Opinión

¡Váyase señor Torra!

El martes pasado publicábamos en LA RAZÓN que ERC no estaba por disputar la batalla de los símbolos a la que Torra les ha abocado esta semana. Los republicanos consideraban que era una pugna estéril y se lamentaban de que Pere Aragonés, el vicepresidente del Gobierno, estaba de baja por paternidad. La sensación de ridículo y que la polémica no llevaba a ninguna parte fue creciendo. Ese mismo martes el Govern se reunió y la desunión se hizo patente, aunque se mantuvieron las formas para no dar un espectáculo. La tensión era evidente ante la estrategia de Torra que parecía basada en la «astucia» que un día acuñó Artur Mas y que le ha dejado inhabilitado.
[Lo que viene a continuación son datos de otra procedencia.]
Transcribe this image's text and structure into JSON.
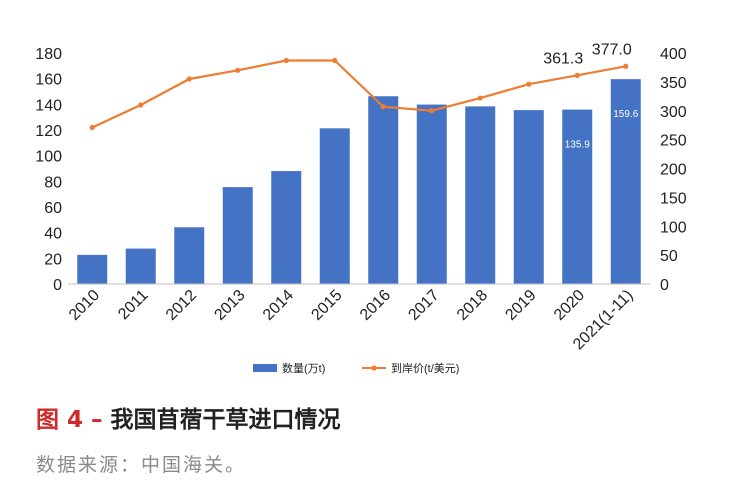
{
  "chart_data": {
    "type": "bar+line",
    "categories": [
      "2010",
      "2011",
      "2012",
      "2013",
      "2014",
      "2015",
      "2016",
      "2017",
      "2018",
      "2019",
      "2020",
      "2021(1-11)"
    ],
    "series": [
      {
        "name": "数量(万t)",
        "type": "bar",
        "axis": "left",
        "color": "#4472c4",
        "values": [
          22.7,
          27.6,
          44.2,
          75.5,
          88.0,
          121.3,
          146.3,
          139.8,
          138.4,
          135.5,
          135.9,
          159.6
        ]
      },
      {
        "name": "到岸价(t/美元)",
        "type": "line",
        "axis": "right",
        "color": "#ed7d31",
        "values": [
          271,
          310,
          355,
          370,
          387,
          387,
          307,
          300,
          322,
          346,
          361.3,
          377.0
        ]
      }
    ],
    "y_left": {
      "min": 0,
      "max": 180,
      "ticks": [
        "0",
        "20",
        "40",
        "60",
        "80",
        "100",
        "120",
        "140",
        "160",
        "180"
      ]
    },
    "y_right": {
      "min": 0,
      "max": 400,
      "ticks": [
        "0",
        "50",
        "100",
        "150",
        "200",
        "250",
        "300",
        "350",
        "400"
      ]
    },
    "bar_labels": [
      {
        "index": 10,
        "text": "135.9"
      },
      {
        "index": 11,
        "text": "159.6"
      }
    ],
    "line_labels": [
      {
        "index": 10,
        "text": "361.3"
      },
      {
        "index": 11,
        "text": "377.0"
      }
    ],
    "legend": {
      "placement": "bottom"
    },
    "grid": false
  },
  "caption": {
    "label": "图 4 –",
    "title": "我国苜蓿干草进口情况"
  },
  "source": "数据来源：中国海关。"
}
El ridículo cogió forma esplendorosa cuando el Sindic de Greuges, Rafael Ribó, hizo público un informe que Torra ya tenía desde hacía días. Su portavoz, Elsa Artadi, o mintió en la rueda de prensa diciendo que habían pedido un informe, o Torra le tomó el pelo. Quedaba entonces la solución de la cosa en manos de Ribo que, no se equivoquen, es aliado de Torra. No en vano, durante años, su número dos en la sede de la sindicatura fue, nada más y nada menos, Jordi Sánchez, el presidente de la Asamblea Nacional Catalana, hoy en el banquillo de los acusados en el juicio del 1-O. Con el dictamen de Ribó, Torra simuló que acataba esas instrucciones. Lo hacía ante el Sindic, no ante la Junta Electoral Española, como la califica en todos los comunicados. Pero, el no va más, de la hiperventilación del presidente catalán se vio cuando recurrió a la idiotez de cambiar los símbolos para lo que, para él y sus acólitos, era burlar la decisión de la Junta, entrando en una espiral de confrontación de lo que algunos independentistas llaman «choque de legitimidades». Las idioteces encadenadas de Torra ponen, de nuevo, a la Generalitat, y a su Gobierno, en la picota, a los Mossos en una situación delicada, y a la coalición con ERC bajo mínimos.

Los republicanos viven en el «hartazgo». Quieren concentrarse en las elecciones y miran de reojo los movimientos de Torra. Saben que sus mensajes llegan nítidos y directos a esos que braman por las calles «puta España», epíteto muy aplaudido en TV3. Son los que se consideran la «resistencia», los de «ni un paso atrás», los que aplauden entrar en batallas de dudosa utilidad. Son como el rey Pirro de Epiro. Ganó dos batallas a los romanos, con tantas pérdidas, que tuvo que retirarse con el rabo entre las patas. Torra, con su «burlesque», trata de motivar a los suyos, de movilizarlos, para evitar el gran fiasco electoral que le auguran las encuestas. Sus supuestos enfrentamientos con España ocultan su gran objetivo: debilitar a ERC, que se niega a someterse a los dictados de la unidad bajo la égida de Puigdemont. Como la cúpula de ERC no acepta esta sumisión, la estrategia de Torra y Puigdemont es intentar radicalizar a su electorado y presentar a los republicanos como moderados y blandos. Casi entrando en la categoría de botiflers, de traidores. Los republicanos temen esa radicalización de los votantes. El independentismo ha puesto las expectativas tan elevadas, la independencia tan al alcance, que cambiar a una estrategia de moderación es sinónimo de rendición.

Por eso, ERC no se atreve a romper y plantar cara. En el mundo independentista, la unidad es un bien preciado para enfrentarse al enemigo común. Señalar la extravagancia está mal visto. No vende. ERC acepta los continuos «trágala» como mal menor, a la espera de romper el equilibrio de las fuerzas independentistas y así forzar su hoja de ruta, que se aleja del enfrentamiento gratuito que reporta pocos réditos. Las generales y las europeas son su caballo de batalla y, sobre todo, las municipales. Hasta no llegar a estas metas volantes tendrán que aguantar a Torra, el peor presidente de la Generalitat y el que lleva a los catalanes a sentir vergüenza ajena. Un día sí y otro también. Váyase señor Torra. Nos hará un favor a todos y con su marcha –Waterloo puede ser un buen destino– ayudará a que Cataluña recupere la dignidad.